Hiçbir zaman, çok aklı başında, sakin, uslu bir kadın olmadım. Sanırım annem de bu yüzden erken evlendirdi beni. Korktu kadıncağız. “ Allah iki tane göz vermiş. Güzele bakalım diye “ derdim. Ve bakardım da. Yakışıklı erkek gördüm mü, hiç kaçırmazdım. Güzel bir kadın gördüğümde de eşime gösterirdim. “Kilo vereceğim” dediğim zaman kıyamet kopmuştu. Eşim “ Verme “ diye tutturdu. “ Sen karışamazsın. Bu beden benim ve ben bu halimi beğenmiyorum.” dedim ve verdim. Ondan sonra da kıskançlık sorunu başladı. Baktım olacak gibi değil, aldım karşıma “ Bak “ dedim. “ Ben başkası ile olmak istesem, ne sen ne de parmağımdaki bu yüzük, beni engellemez. Önemli olan sonrasının hesabını, kendime verebilmemdir. Yani iş bende biter. Ama sen diyorsan ki, ben bu tavırlarıma devam edeceğim, olacaklar umurum değil. Tamam, benim için de hiç sorun değil. Sen yoluna, ben yoluma deriz olur, biter.“ dedim. Olay kapandı.
Yani kadın, nasıl isterse o yöne döner evlilik de, eş de.
Peki, bu yeterli olur mu? Ne yazık ki, Hayır. Sen döndürebildin mi? Derseniz. “ Hayır. “ Çünkü; ne kadar aynı yöne gitmeye çabalasak ta, bir yer gelir, yollarımız ayrılır. Ve iki taraf da birbirinden vazgeçer.. O noktadan itibaren de özenimiz, saygımız, eş olarak sevgimiz inişe geçer.
Ve ne kadar çabalarsanız çabalayın, bir şeyin akışını değiştiremezsiniz.. Bir süre, bir hayali yaşarsınız. Hayal bittiğinde, gerçek, tüm çıplaklığı ile dikilir karşınıza. Kimse suçlu değil. Kimse haklı değil. Oyun iki kişilik yazılmıştır. Tek kişi oynamaya kalkınca, sahne ilerlemez, oyun akmaz..

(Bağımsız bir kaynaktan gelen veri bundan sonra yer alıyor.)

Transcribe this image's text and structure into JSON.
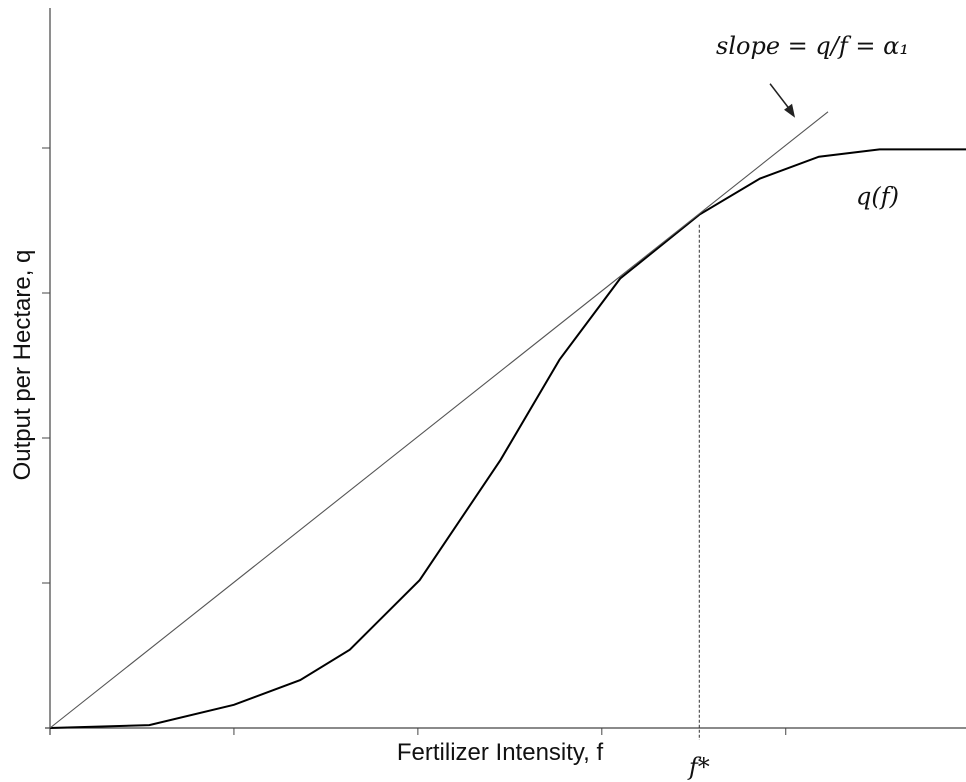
{
  "chart_data": {
    "type": "line",
    "x_label": "Fertilizer Intensity,  f",
    "y_label": "Output per Hectare,  q",
    "xlim": [
      0,
      4.98
    ],
    "ylim": [
      0,
      5
    ],
    "xticks": [
      1,
      2,
      3,
      4
    ],
    "yticks": [
      1,
      2,
      3,
      4
    ],
    "series": [
      {
        "name": "q(f)",
        "color": "#000000",
        "x": [
          0,
          0.54,
          1.0,
          1.36,
          1.63,
          2.01,
          2.45,
          2.77,
          3.1,
          3.53,
          3.86,
          4.18,
          4.51,
          4.98
        ],
        "values": [
          0,
          0.02,
          0.16,
          0.33,
          0.54,
          1.02,
          1.85,
          2.54,
          3.1,
          3.54,
          3.79,
          3.94,
          3.99,
          3.99
        ]
      },
      {
        "name": "slope = q/f = α₁",
        "color": "#555555",
        "x": [
          0,
          4.23
        ],
        "values": [
          0,
          4.25
        ]
      }
    ],
    "marker_line": {
      "label": "f*",
      "x": 3.53,
      "y": 3.54
    }
  }
}
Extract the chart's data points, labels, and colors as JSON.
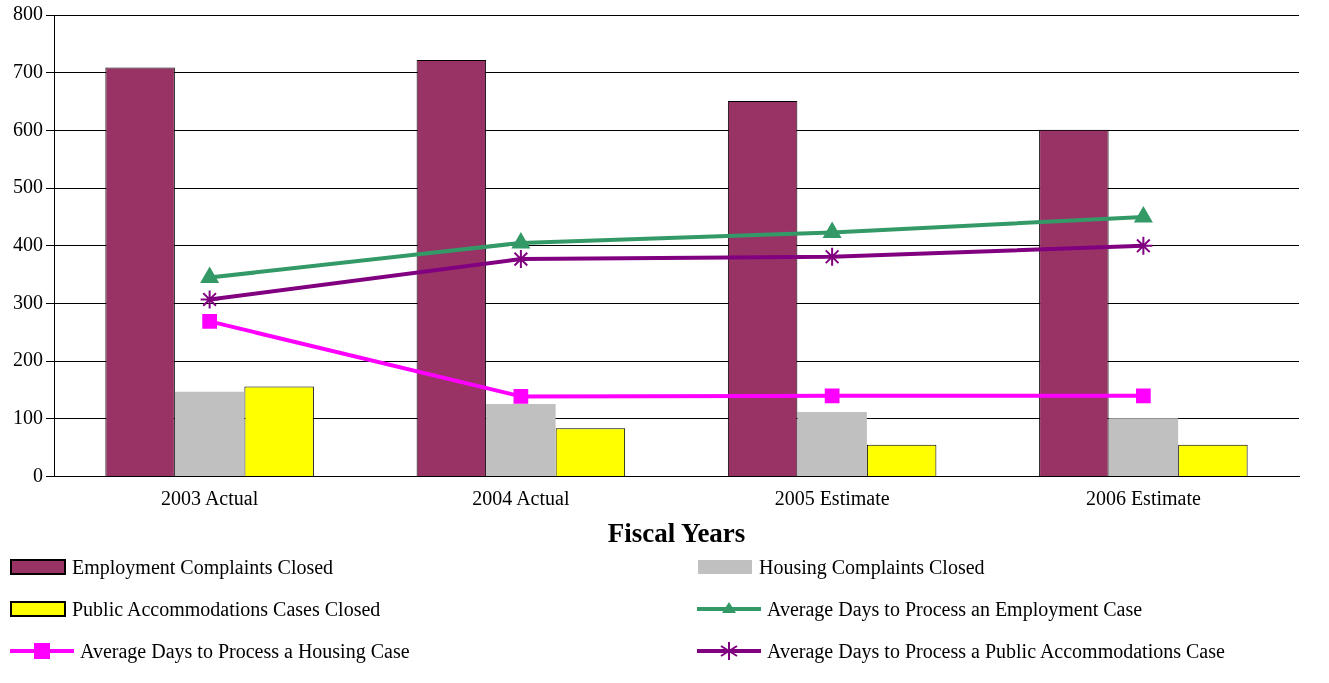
{
  "chart_data": {
    "type": "bar",
    "xlabel": "Fiscal Years",
    "categories": [
      "2003 Actual",
      "2004 Actual",
      "2005 Estimate",
      "2006 Estimate"
    ],
    "ylim": [
      0,
      800
    ],
    "yticks": [
      0,
      100,
      200,
      300,
      400,
      500,
      600,
      700,
      800
    ],
    "grid": "y",
    "legend": "bottom",
    "series": [
      {
        "name": "Employment Complaints Closed",
        "color": "#993366",
        "values": [
          709,
          722,
          651,
          601
        ]
      },
      {
        "name": "Housing Complaints Closed",
        "color": "#c0c0c0",
        "values": [
          147,
          126,
          112,
          101
        ]
      },
      {
        "name": "Public Accommodations Cases Closed",
        "color": "#ffff00",
        "values": [
          156,
          84,
          55,
          55
        ]
      },
      {
        "name": "Average Days to Process an Employment Case",
        "type": "line",
        "color": "#339966",
        "marker": "triangle",
        "values": [
          345,
          405,
          423,
          450
        ]
      },
      {
        "name": "Average Days to Process a Housing Case",
        "type": "line",
        "color": "#ff00ff",
        "marker": "square",
        "values": [
          269,
          139,
          140,
          140
        ]
      },
      {
        "name": "Average Days to Process a Public Accommodations Case",
        "type": "line",
        "color": "#800080",
        "marker": "cross",
        "values": [
          307,
          377,
          381,
          400
        ]
      }
    ]
  }
}
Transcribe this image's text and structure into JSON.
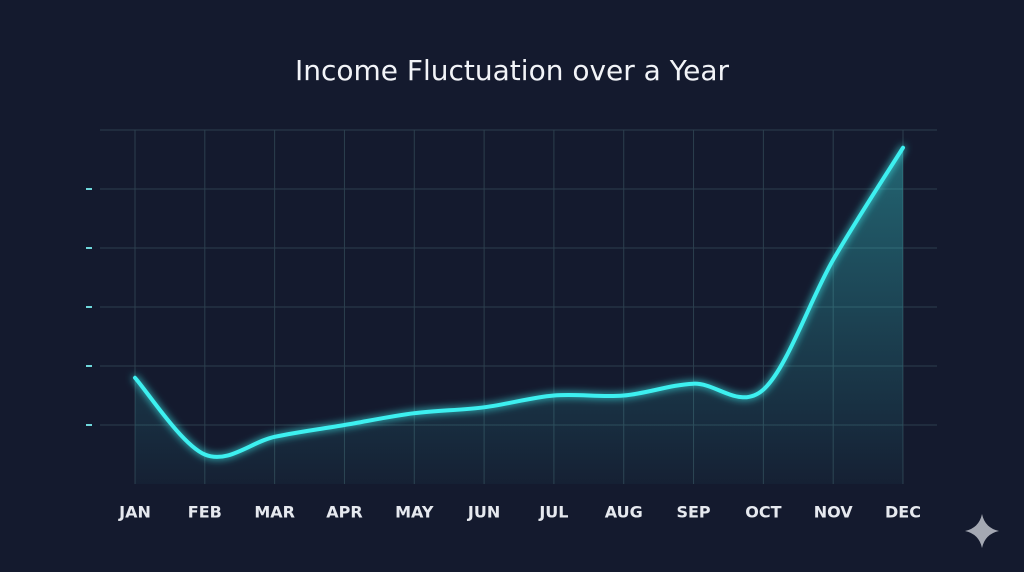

Hiçbir kadın, saçını süpürge etmez. Kadın, anne, eş olarak yapması gerekeni yapar. İçine sinen, kabul ettiği şekli ile.
Hiçbir erkek, sadece ailesi için çalışmaz. Kendi prestiji, işinin gereği için yapması gerekeni yapar.
Ve ne gariptir ki, eşlerden biri, illa ki arkada kalır. Yetişemez, önde gidene. Biri alıp başını giderken. Diğeri, arkasından bakar, sadece.
Kaybederler birbirlerini.
Olayın aslı da budur.
Gerisi hikayedir sadece.
“ Özveri, bataklık gibidir; çoğu defa vereni içine çeker..”
Eser Aslanlı
izmir
YORUMLAR
Bu serinin ilkinede yorum yaptım, çok beğenmiştim ..Bu yazınızıda öyle
Öncelikle belirtmek istiyorum
kafa yapılarımız ne kadar benziyor
özgür ruhluyuz sanırım ondan
benim 20 li yaşlarım 90'larda geçti ...
bana o zamandan kalan arkadaşlarım istisnasız şunu söyler
şimdi sen gibi kadın çok 20 lerinde ..ama 90'larda senin gibi olan yoktu..sen duruşunla düşüncelerinle çok farklıydın diye..
farklılık insanın hayatına çılgınlıklarda getiriyor ama akıllıysanız o çılgınlıklarınız da sadece keyif olur yaşantınızda..benim 24 yaşında tek başıma ABD ye gidip yereşmem gibi..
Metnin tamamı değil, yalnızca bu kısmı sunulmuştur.